And so it begins…

(Cue “Thus Spake Zarasthusa“)

dawn of the new Rams season

The dawn brings us the new season of the NFL, a perfectly conceived battle of opposing sides and opposing aspects of our collective personality. Like the arrival of the monolith in Stanley Kubrick’s 2001, perfectly formed and inscrutable, it excites and confuses us.

There is the visceral conflict that constantly boils in our blood. We revel in the brutish physical battle, broadcasting ourselves into the untouchably fast Chris Johnson, or the unleashed ferocity of Troy Polamalu. We witness a goliath like Ben Roethlisberger become flattened to the ground, then rise again with new life — and either we rejoice with his rise, or we gain a bottomless fear of his invincibility. If he is our enemy, we yearn to strike him down again and again. If he is our hero, we pray to his ability to withstand any punishment and to deliver us to a paradise.

Football contains the roots of both our rage and our religion, perhaps more purely because it is acted out without words — or rather, with a babel of strange and confusing language, colors, numbers and symbols mixed in with gestures, dances and animal grunts, barked out on the field. We search for meaning on top of this pure action, looking to men with microphones who sit above the fray to cut apart and interpret what we all see, to help us to understand it. We make predictions whose rightness or wrongness can be argued intensely up until a point of conclusion, when one of us is certainly right, and the other certainly not.

As the opposite of rage, there is the cold calculation of the rational mind, the constant challenge of planning and anticipation, each team with a master attempting to outthink the other. There is a purely isolated terror and thrill for each, trying to get inside the head of his inscrutable opposite. Each works vainly to mask his own weakness while probing for his opponent’s, studying patterns and tendencies in attempt to decode the very essence of the unknowable other, so as to unmask and destroy him.

But each of these masters adds new complexity to his own pattern, as year over year innovation and deviousness conspire to create progress. The game evolves to the point that its men of an era ago seem devolved by comparison. Surely they are of us, but could not live with us in this new age. The game’s players must become simultaneously faster, stronger, more sophisticated and more specialized. And yet, there is no level of sophistication that cannot be undone by the impact, or perhaps even just the threat, of pure physical mayhem.

And as we watch and participate in this theater of intellect and chaos, the unexpected happens. The football is not round and does not roll. It wobbles, it bounces, it flutters. We guard it jealously when we have it, and use all cunning and force to steal it when we don’t.

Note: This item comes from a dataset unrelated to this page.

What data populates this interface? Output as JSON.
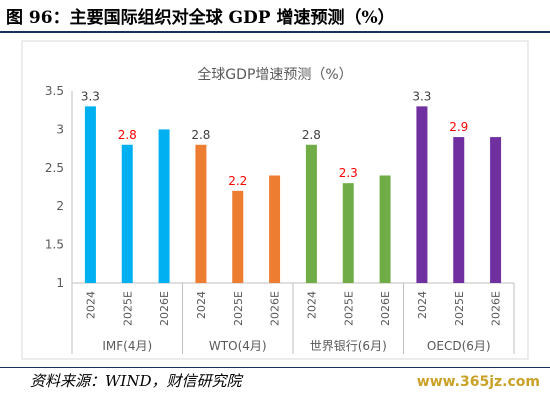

In short, Football is life, and life begins anew this week with 16 sets of 16 contests, 256 in all, to determine a list of worthy champions. The season corresponds with the closing of our year, and as the natural world grows dormant and cold with each month, the desperation grows to be one of those that survive to play on in the new year. We mourn those that don’t, and try to attach our affections for those that have, then watch in horror as they get picked off one by one leading up to a final, essential battle for the heart of the entire nation.

And then there’s the Pro Bowl, a kind of awkward curtain call that is best just ignored from this overly extended metaphor, and from any discussion of the sport all together.

Life begins anew for the Rams this Sunday, after a long and closely-watched process of rebirth. Can I get a hallelujah!

Metaphor Alert!

Metaphor Alert!

The beginning of the NFL season is supposed to carry with it hope, and this season there are small reasons for us to generate hope.

For three seasons, St Louis fans have worked a field filled with stones and rarely blessed with rain, and have cultivated little pride as a reward. If we were returning to the same field, filled with the same stony obstacles, with the same inferior seeds and tools, there would be more dread than anticipation. Why must we suffer when others thrive?

But we have watched the team reinvent itself, from the very top on down, systematically removing inferior and incompetent parts. It is a process that began with Chip Rosenbloom’s decision to do what his just-deceased mother could not: fire Scott Linehan. Slowly, methodically, the fumigation of a rotted franchise continued. The decrepit John Shaw was retired. The aggressively incompetent Jay Zygmunt and his invasive breed of followers were hacked down. The earth was scorched in order to return it to fertility.

Billy Devaney emerged unstained, and was given full rein to rebuild, and that he has done with a young coaching staff anchored by the steadfast and relentlessly positive Steve Spagnuolo. That has has continued to do by purging the roster of the aged and unhungry, continuing right up until the season’s dawn, with the surprising release of Chris Draft.

The very core of the team, withered and failed, must be restored. Devaney has recharged and strengthened the foundation of the team by bolstering its offensive line, and Spagnuolo hopes to invigorate its counterpart with a new scheme and discipline.

We do not know yet what will come of this, but we do know that the approach, finally, is right. We know that it is not completely futile to plant seeds of hope now, in this freshly turned land.